GROOF: 10 rooftop greenhouse projects in the making
The Smart City Institute contributes to the construction of urban agriculture projects
As of September 2020, the Smart City Institute (SCI) is supporting no fewer than 10 rooftop greenhouse projects, including 4 Belgian ones, alongside the CRAU (Centre de Recherche en Agriculture Urbaine) and other European partners, as part of the European project called GROOF. The objective: to facilitate and support the emergence of rooftop greenhouses in urban areas, with a view to reducing CO2 emissions.
Among the 10 projects selected by the GROOF team (Greenhouses to Reduce CO2 on rooFs) on the basis of a call for applications are 1 Luxembourg project, 5 French projects and 4 Belgian projects.

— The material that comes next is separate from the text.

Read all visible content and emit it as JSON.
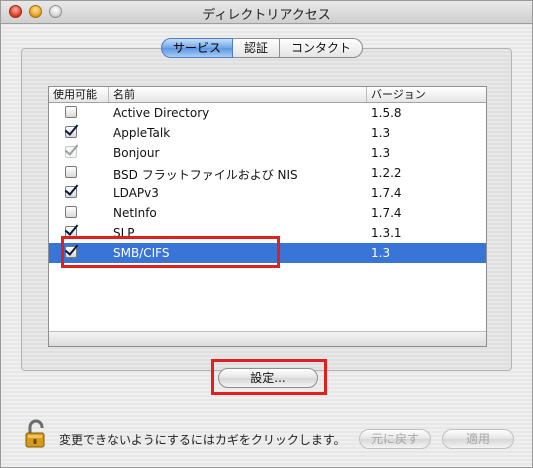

These projects not only explore different cultivation techniques (hydroponic greenhouses, aquaponics, earthen vegetable gardens, etc.) but also pursue a variety of objectives: educational, social, environmental, commercial, etc.
Green(s)pote – Brussels
The aim of this greenhouse, which is supported by Les amis de l'Entrepote, is to enable neighbours to garden/produce vegetables all year round and to supply part of the production to the Belgobon restaurant, located just below the Garden. Learn more
Pousses & vous ! – Brussels
The aim of this project is to develop pedagogical projects in primary and secondary schools, in close collaboration with the teachers, through activities that put them into practice in the field. The harvests represent the by-products that are socially valorised through donations to charitable organisations. Learn more
Novacitis – Liège
Creation of synergies through the four food units that will be built in the former carpentry of the City of Liège: a rooftop production area, a cafeteria, a local food shop and a food processing unit. Learn more
Les Petits Poucets – Namur
This project has two objectives: on the one hand, to produce and sell healthy, fresh and tasty products in the city centre of Namur, and on the other hand, to offer training courses for project leaders. Learn more
J’habite mon jardin – Tours
This project, designed as a tool for social integration, was created by Tours Habitat, the city's social housing organisation. The production of vegetables and fruit is mainly intended for the future inhabitants of the site. The production part will be completed by training, animation, communication towards a large audience, from student groups to urban farmers.Learn more
ISA/Yncrea – Lille
The Yncrea engineering school wants to create the first European demonstrator of food and agriculture for the city of tomorrow. In an area of 3,000 square metres, Yncrea will create various entities: a Biohacking space for educational approaches, a food factory, a teaching centre, an innovative showroom, a start-up incubator, a vertical agricultural experimentation unit, an open space for citizens. Learn more
Culina Hortus – Paris
Cueillette Urbaine, the company behind the project, aims to create a turnkey urban farm system that consumes little energy and is totally ecological while being productive. Through Culina Hortus, they plan to build France's first aquaponic and bioclimatic greenhouse farm on the roof of the 12th floor of a Parisian building (PARIS 12). Learn more
Symbiose – Nantes
This 400 square metre project, located on the roof of an existing residential building, will offer the inhabitants a new volume to invest in various common activities: shared garden, experiments in urban agriculture, educational space for the district. Learn more
Toits Vivants – Arcueil
Living Roofs is an association that aims to develop integrated and participatory edible ecosystems. The project, led by a property developer (Axone Promotion), consists of developing a multifunctional urban greenhouse and a communal vegetable garden located on the roofs of residential buildings for the use of residents. Learn more
The Luxembourg project
Adhoc habitat participatif – Kirchberg
Adhoc habitat participatif is a Luxembourg non-profit association that aims to provide affordable housing for a stable community in the long term. Through this rooftop greenhouse, they will strengthen social cohesion between residents while creating a link with the environment. Learn more
What does the coaching consist of?
Nicolas Ancion, GROOF project manager for the SCI and the CRAU, explains: "GROOF's expertise covers 4 essential skills for the development of a roof-top greenhouse: construction, energy exchange, production techniques and economic model. The CRAU is competent in production, while the SCI is involved in the managerial/strategic aspect. In concrete terms, for one year, we accompany these project leaders through personalised advice and thematic coaching days to help them bring their project to fruition. These coaching days also enable effective networking, exchanges of good practice and feedback and are punctuated by visits to existing initiatives." The second edition of this coaching took place on 27 and 28 January in Brussels and enabled the various project leaders to work on the business model of their project.
Rooftop greenhouses: a new business model to be supported
As an institute dedicated to smart and sustainable cities and specialised in management issues, the role of SCI, as a stakeholder in the GROOF project, is to accompany these new projects that are emerging, in order to help them build viable, and therefore sustainable, models.
READ THE REPORT ON THE BANKRUPTCY OF URBAN FARMERS
What’s next for these projects ?
At the end of this first year of coaching (2020), 4 of the 10 projects - the most successful - will be able to benefit from a second coaching session with the GROOF team, from September 2020 to March 2021.